Confidence Building In The Purchasing Power

We’ll skip the talk about the weather and stay on a positive note in this edition of the NAI Harcourts business section.

After a great couple of days at the Hx Harcourts Conference in Christchurch, we’re back in Whangarei with great additional insights into the commercial market. The Hx conference is a fantastic opportunity for us to network and compare notes and experiences with our NAI Harcourts counterparts all over the country and the globe.

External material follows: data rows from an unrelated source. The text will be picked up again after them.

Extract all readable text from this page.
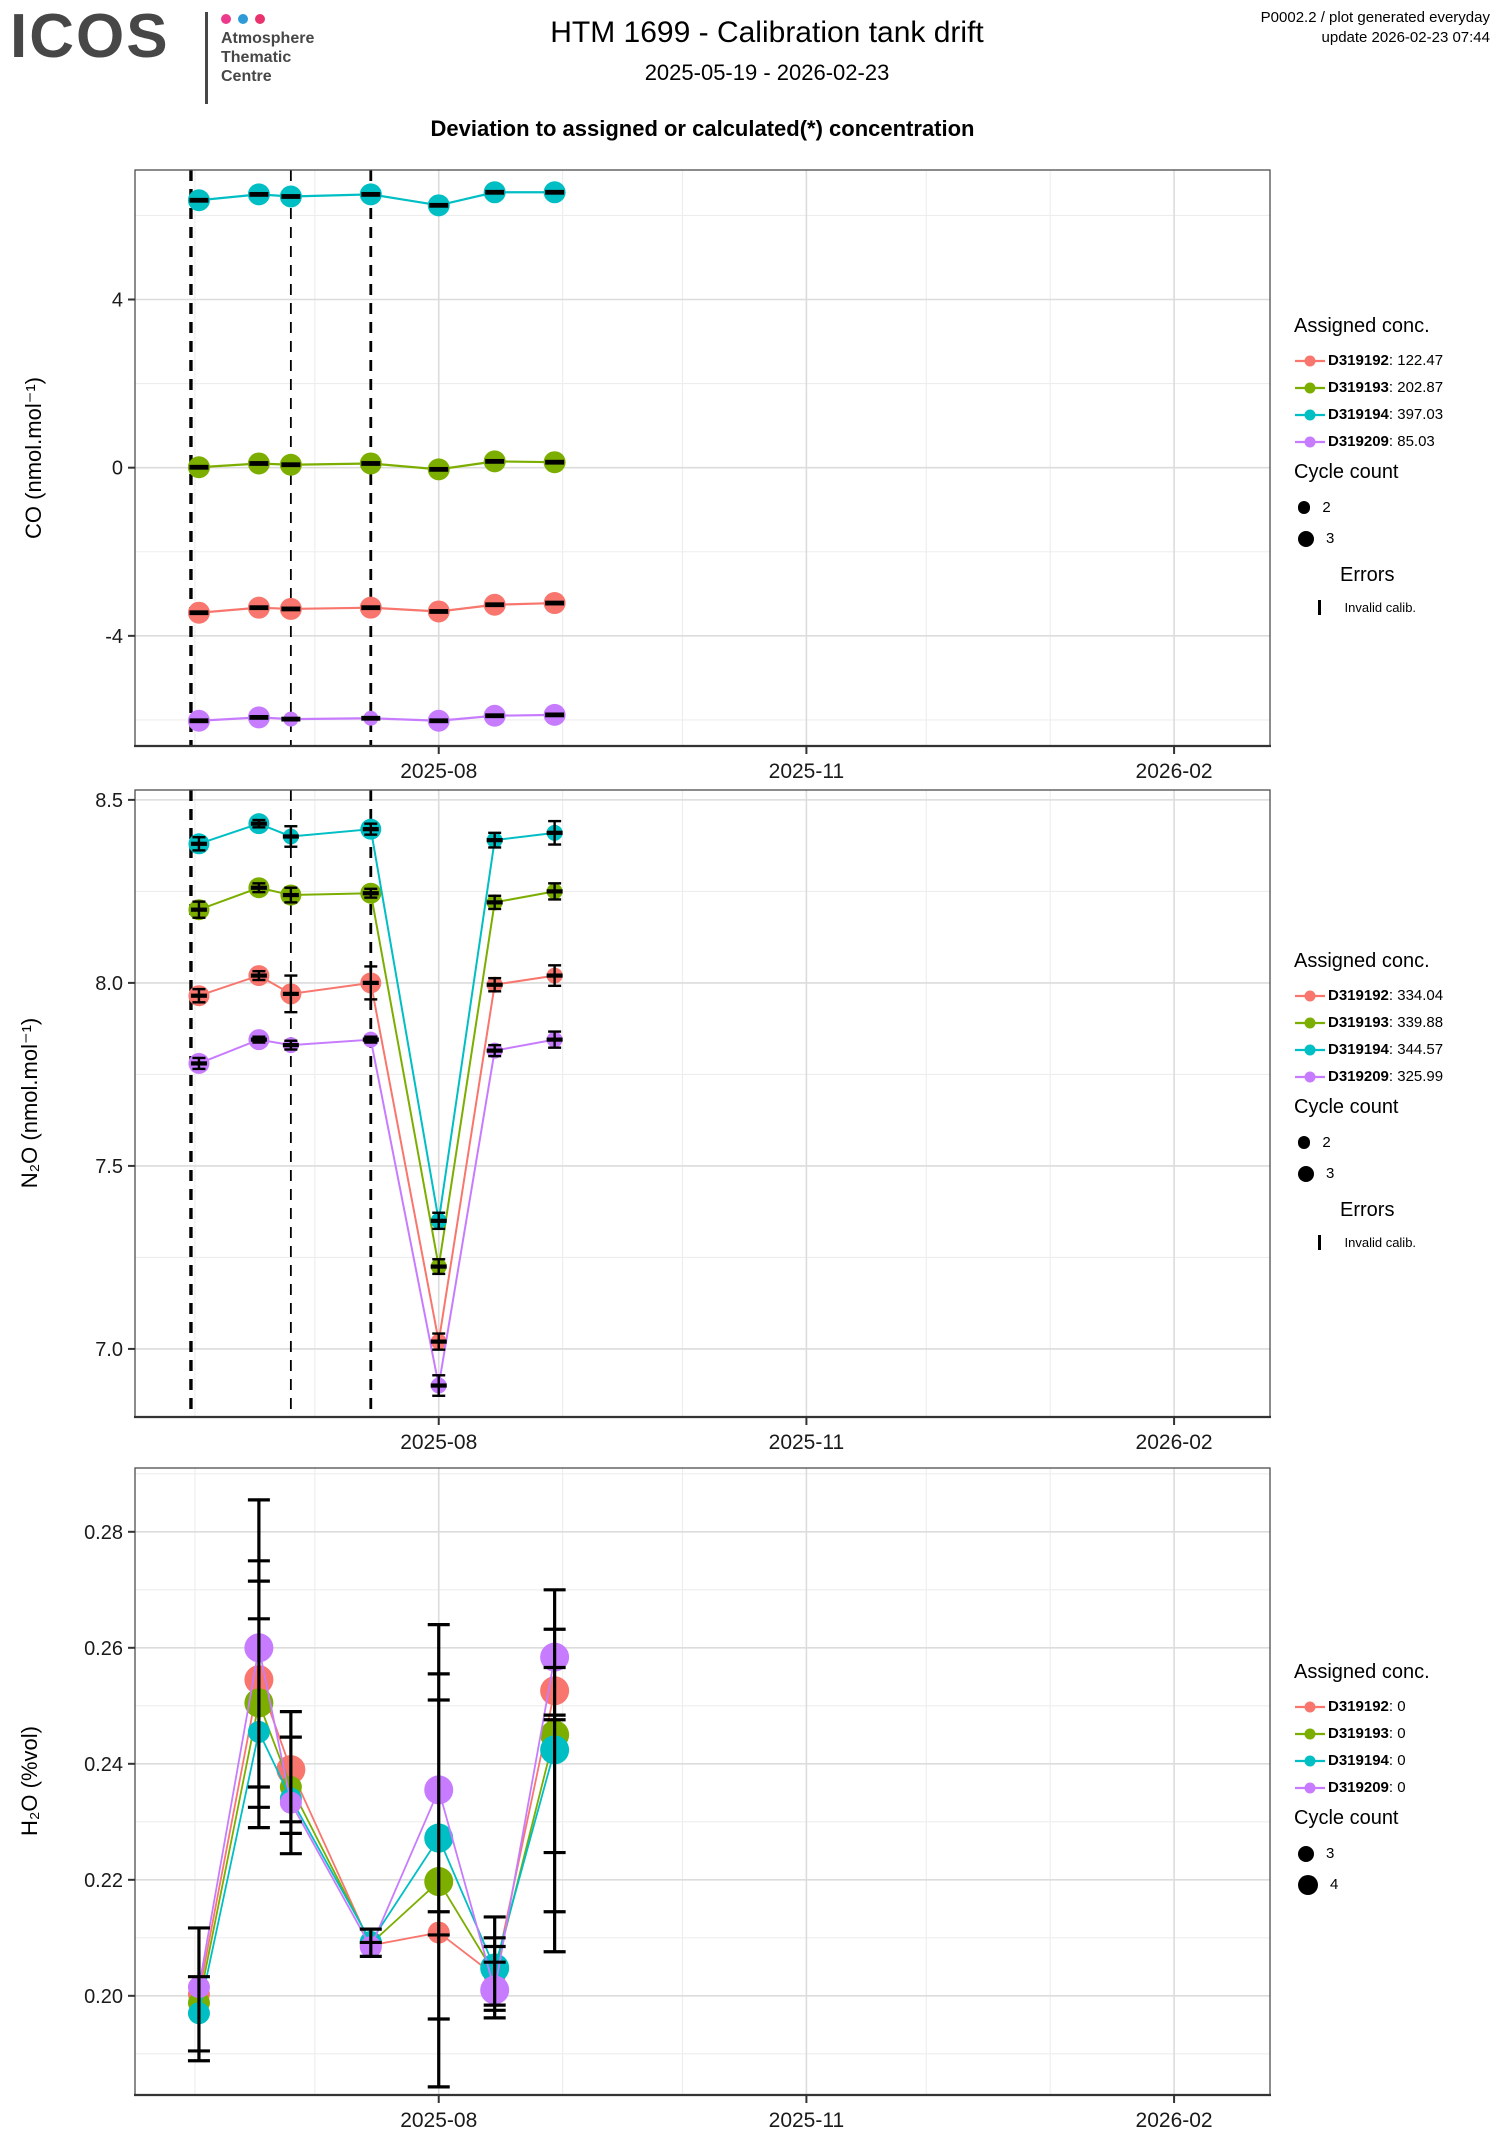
4
0
-4
2025-08	2025-11	2026-02
8.5
8.0
7.5
7.0
2025-08	2025-11	2026-02
0.28
0.26
0.24
0.22
0.20
2025-08	2025-11	2026-02
ICOS	Atmosphere
Thematic
Centre
HTM 1699 - Calibration tank drift
2025-05-19 - 2026-02-23
P0002.2 / plot generated everyday
update 2026-02-23 07:44
Deviation to assigned or calculated(*) concentration
CO (nmol.mol⁻¹)
N₂O (nmol.mol⁻¹)
H₂O (%vol)
Assigned conc.
D319192: 122.47
D319193: 202.87
D319194: 397.03
D319209: 85.03
Cycle count
2
3
Errors
Invalid calib.
Assigned conc.
D319192: 334.04
D319193: 339.88
D319194: 344.57
D319209: 325.99
Cycle count
2
3
Errors
Invalid calib.
Assigned conc.
D319192: 0
D319193: 0
D319194: 0
D319209: 0
Cycle count
3
4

Hx provided guest speakers who covered the likes of the current finance climate, construction climate and an overall performance review of the last year. We came away with interesting observations from BNZ who elaborated on the selection structure of their commercial loans. When comparing ‘owner/occupier’ loans to ‘commercial investment’ loans, there are significant differences to note. A strong company with a good trading record and cashflow can see a loan of over 60% of the purchase price approved to purchase their own commercial premises. A commercial investment loan on the other hand, will be subject to a more detailed assessment by the lender involving the tenants’ business track record, building quality and NBS rating, area assessment and more importantly the investment experience of the loan applicant. A key point is that a first-tier lender lends on cashflow first and on security second.

We can see how this has had an effect on the Whangarei market as we have sold a significant number of properties to owner/occupiers in the past year. With the interest of investors mixed into these marketing campaigns, the buying power has clearly been with the owner/occupiers. Some interesting stats are that Whangarei commercial properties still sell at between 5% and 7% returns. While the interest rate on a commercial loan hovers around 8%, it is only paid over the borrowed amount.

Another interesting occurrence currently is that you can now obtain a 5% return on a term deposit with a bank. Which seems tempting as it would take almost no effort to obtain that 5% increase. However, with a 6.7% current inflation rate, a term deposit might not create the return you set out to achieve. On top of that, your term deposit earnings are taxable and capital gains on commercial property are not.

Last year, various economists predicted a short-term peak in the interest rates. Australia is now reporting a steady commercial property market with a strong industrial market. The New Zealand market is showing similar trends, especially in industrial. In Whangarei, the rate of enquiry on properties for sale and for lease has increased over the last month. It’s great to see the confidence build in the purchasing power.